On a completely different note, I have spent a lot of time today reading about George Sodini. He killed four people in an LA Fitness in Pennsylvania on Tuesday of this week. He walked in with four loaded guns in his gym bag and then shot up an aerobics class before killing himself. He had a blog that documented his deranged thinking as he planned to kill. I did not read the whole thing. I browsed it and read other people's comments on several websites that dedicate a lot more space to this incident than I am dedicating here. It is pretty sick stuff – sort of terrifying really. The whole story sort of humbles me, makes me want to take better care of people, show more decency. But it is all really scary to think that this guy, or somebody like him, could be anywhere.
I will share just one of his particularly bothersome entries:
January 6, 2009:
I can do this. Leaving work today, I felt like a zombie - just going thru the motions. Get on the bus, get the car, drive home.....My mind is screwed up anymore, I can't concentrate at work or think at all.
This log is not detailed.

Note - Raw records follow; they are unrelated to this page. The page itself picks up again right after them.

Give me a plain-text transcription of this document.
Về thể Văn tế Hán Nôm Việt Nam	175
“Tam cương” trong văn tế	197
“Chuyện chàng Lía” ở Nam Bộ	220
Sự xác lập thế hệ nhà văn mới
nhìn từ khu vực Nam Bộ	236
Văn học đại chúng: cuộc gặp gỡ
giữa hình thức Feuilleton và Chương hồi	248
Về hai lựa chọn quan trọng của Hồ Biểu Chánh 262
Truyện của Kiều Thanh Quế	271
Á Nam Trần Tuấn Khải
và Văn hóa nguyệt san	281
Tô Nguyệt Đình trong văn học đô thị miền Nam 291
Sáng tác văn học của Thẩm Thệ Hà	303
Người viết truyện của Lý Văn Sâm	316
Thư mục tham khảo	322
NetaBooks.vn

It is only for confidence to do this. The future holds even less than what I have today.
It is 6:40pm, about hour and a half to go. God have mercy. I wish life could be better for all and the crazy world can somehow run smoother. I wish I had answers. Bye.
It is 8:45PM: I chickened out! Shit! I brought the loaded guns, everything. Hell!
It scares me that he did what he did, period. But it also scares me that seven months earlier he walked into the gym with a bag of loaded guns and the intention to unload them into people. How many other times did he pack that gym bag with guns? How many other people are there like this guy, walking around with a bag of weapons and hearts filled with hatred? Wow. This is disturbing.
I feel for the people killed and otherwise affected by this man.